The honest voice I once had known as a child has been buried under years of trauma and pain, and I’ve recently been discovering how deep that wound goes.
I affectionately remember the good ole days when I had a mouth that ran a mile a minute and had less tact than a sticky note.
As a teenager, it also became self-evident that my trauma there was piled on pretty thick as well. Nothing like a few years of heartbreak, depression, and social anxiety to make a girl feel like a total mute loser mess.
My voice felt faint and distant. The only times I remember hearing it was when I used my art to access it, but I spent my adolescent social interactions in awkward freeze outs with family members and played lots of passive aggressive games with friends instead of telling them how I felt.
The idea of telling the truth felt like social suicide. I was sure I’d be ruined if they knew how I really felt! I’d have no friends left and they all would hate me!
Needless to say, It’s been quite a scary ride to finding my voice of truth.
The semi-constant social stress of being myself around people has been a silent struggle of mine for a lot of years.
Nevermind childhood and being a teenager, the social mores of adulthood have been a tricky field to navigate too! Some days it feels as though I’m being squeezed into a mold, being conditioned in how to behave and speak as people want me too.
Evidence? “How are you?” A simple enough question…

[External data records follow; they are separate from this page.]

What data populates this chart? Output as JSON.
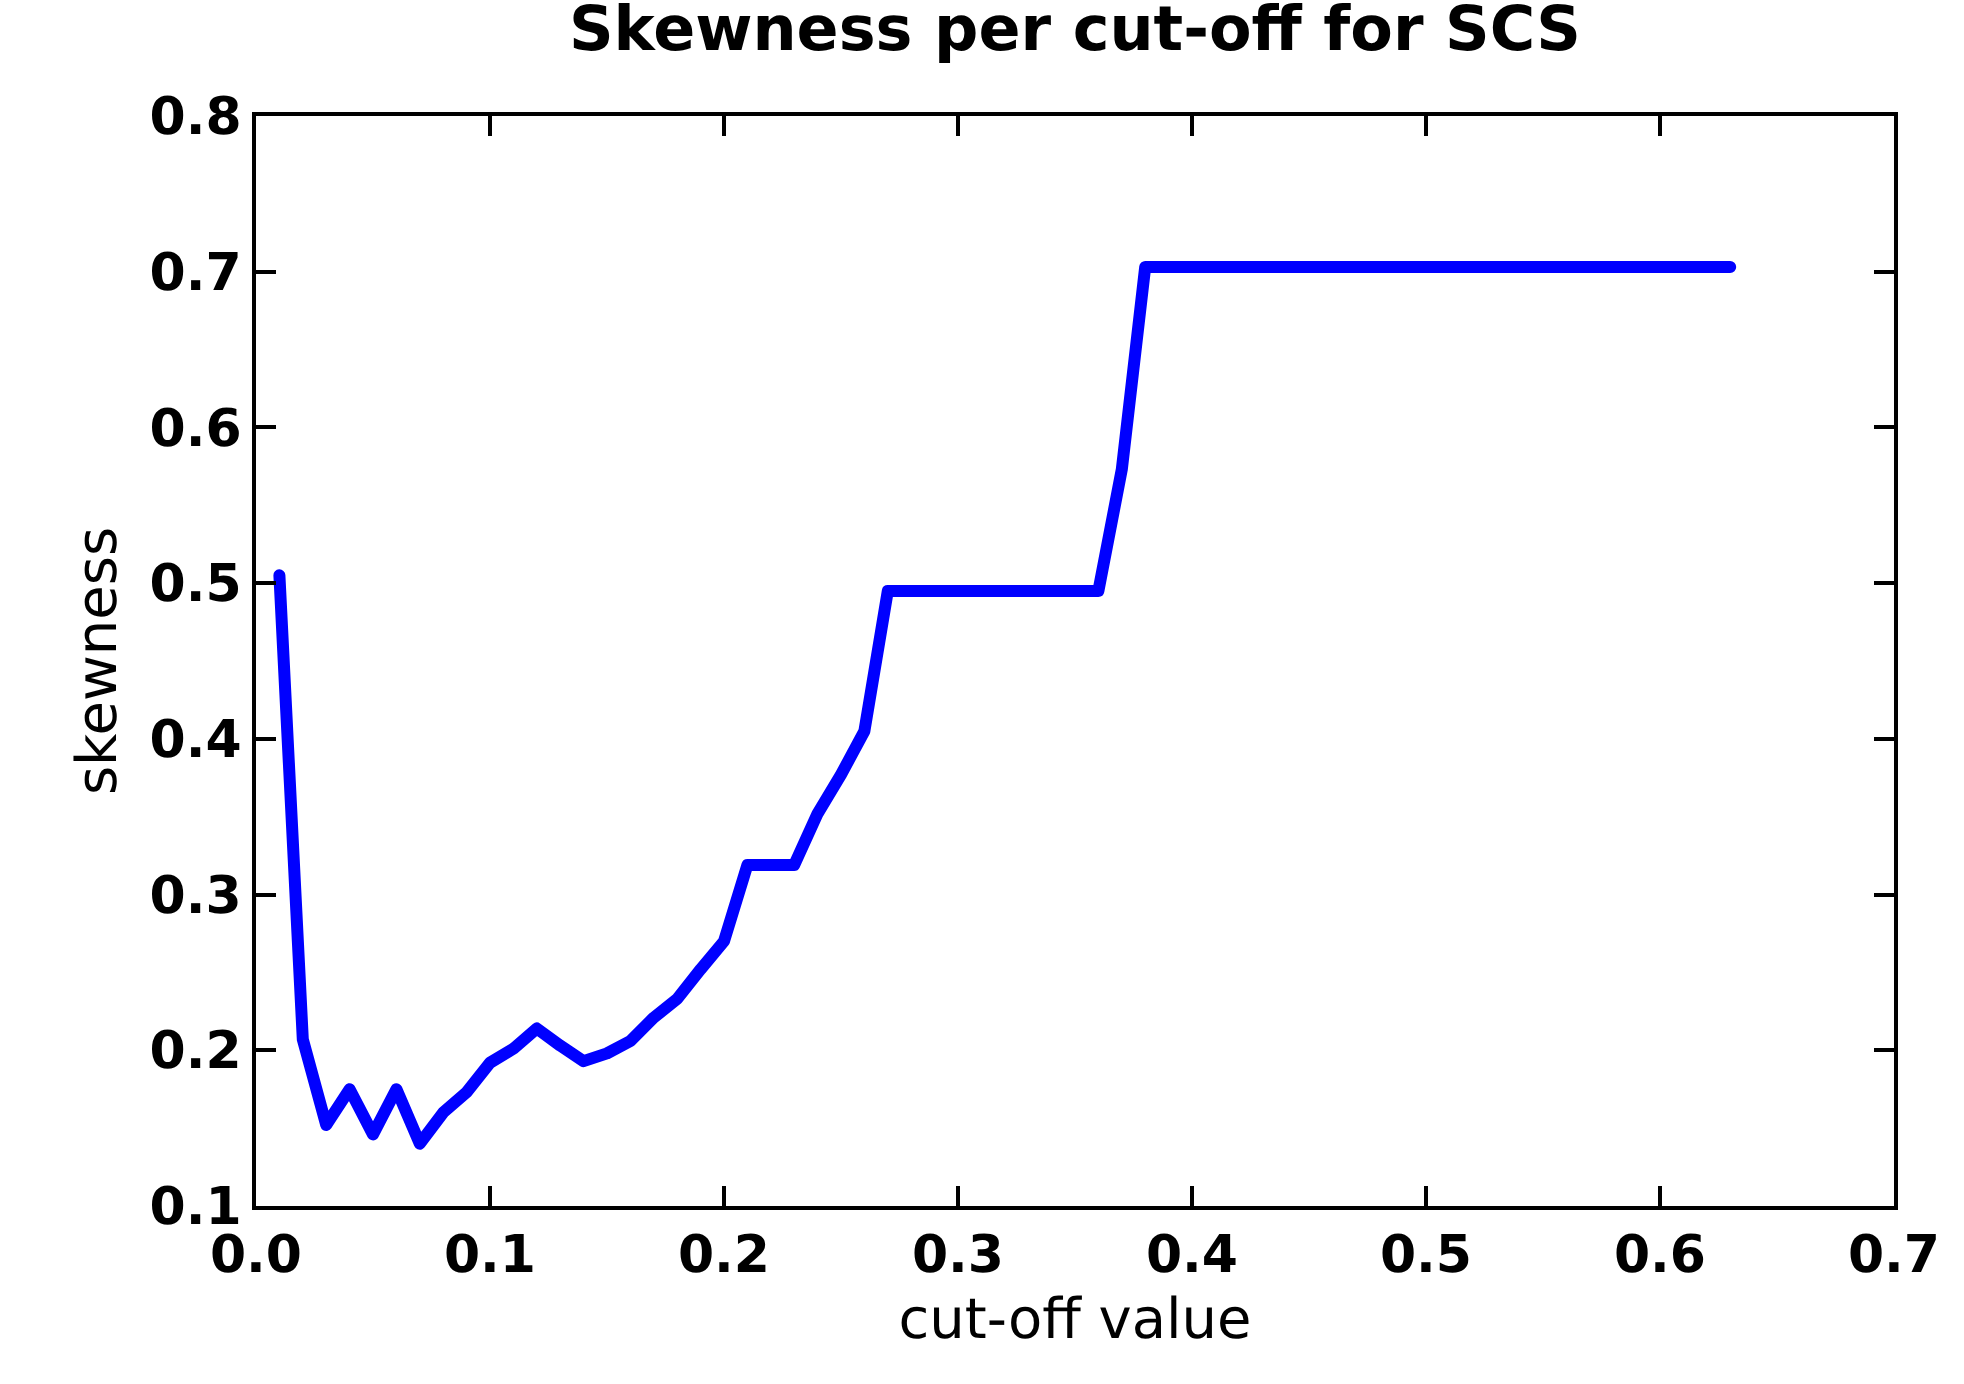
{
  "chart_data": {
    "type": "line",
    "title": "Skewness per cut-off for SCS",
    "xlabel": "cut-off value",
    "ylabel": "skewness",
    "x": [
      0.01,
      0.02,
      0.03,
      0.04,
      0.05,
      0.06,
      0.07,
      0.08,
      0.09,
      0.1,
      0.11,
      0.12,
      0.13,
      0.14,
      0.15,
      0.16,
      0.17,
      0.18,
      0.19,
      0.2,
      0.21,
      0.23,
      0.24,
      0.25,
      0.26,
      0.27,
      0.36,
      0.37,
      0.38,
      0.63
    ],
    "series": [
      {
        "color": "#0000ff",
        "values": [
          0.505,
          0.207,
          0.152,
          0.175,
          0.146,
          0.175,
          0.14,
          0.16,
          0.173,
          0.192,
          0.201,
          0.214,
          0.203,
          0.193,
          0.198,
          0.206,
          0.221,
          0.233,
          0.252,
          0.27,
          0.319,
          0.319,
          0.352,
          0.377,
          0.405,
          0.495,
          0.495,
          0.573,
          0.703,
          0.703
        ]
      }
    ],
    "xlim": [
      0,
      0.7
    ],
    "xticks": [
      {
        "value": 0,
        "label": "0.0"
      },
      0.1,
      0.2,
      0.3,
      0.4,
      0.5,
      0.6,
      0.7
    ],
    "ylim": [
      0.1,
      0.8
    ],
    "yticks": [
      0.1,
      0.2,
      0.3,
      0.4,
      0.5,
      0.6,
      0.7,
      0.8
    ],
    "grid": false,
    "marker": "none",
    "line_style": "solid"
  }
}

But, with some skills in people watching, you can almost always guess what the answer will be without me even telling you. “I’m great/fine, thanks for asking!”
The empathetic ones among us know that 4 out of 5 times that answer is total bullshit.
I have given a phony answer to the “how are you?” question
a lot more times that I can count.
We don’t feel comfortable enough to say “actually I’m not doing too hot. My dad is really sick, and I’m super worried.” Or “man, it’s been rough. I am late on rent and I don’t know how I’ll pay it and I’m really stressing.”
I’m not saying that we need to tell everyone everything about us.
I’m saying that it’s good to be aware of where we omit the truth,
and what our motives are for doing so.
Are we trying to look good, or are we aiming for honesty and connection?
In any kind of creative expression, we artists are up against this daily – it’s par for the course. Finding our creative voice is kind of a big deal to us. It’s what makes us artists. It’s what makes us who we are. Lies and omitting truth rob us of the full creative power that lies within us.
The inner unfolding of our own voice through overcoming the need to lie or gloss over truth helps us to become more resilient to external attempts to be shushed.
Know yourself, know your voice, and you will know how to navigate this world with your integrity in check.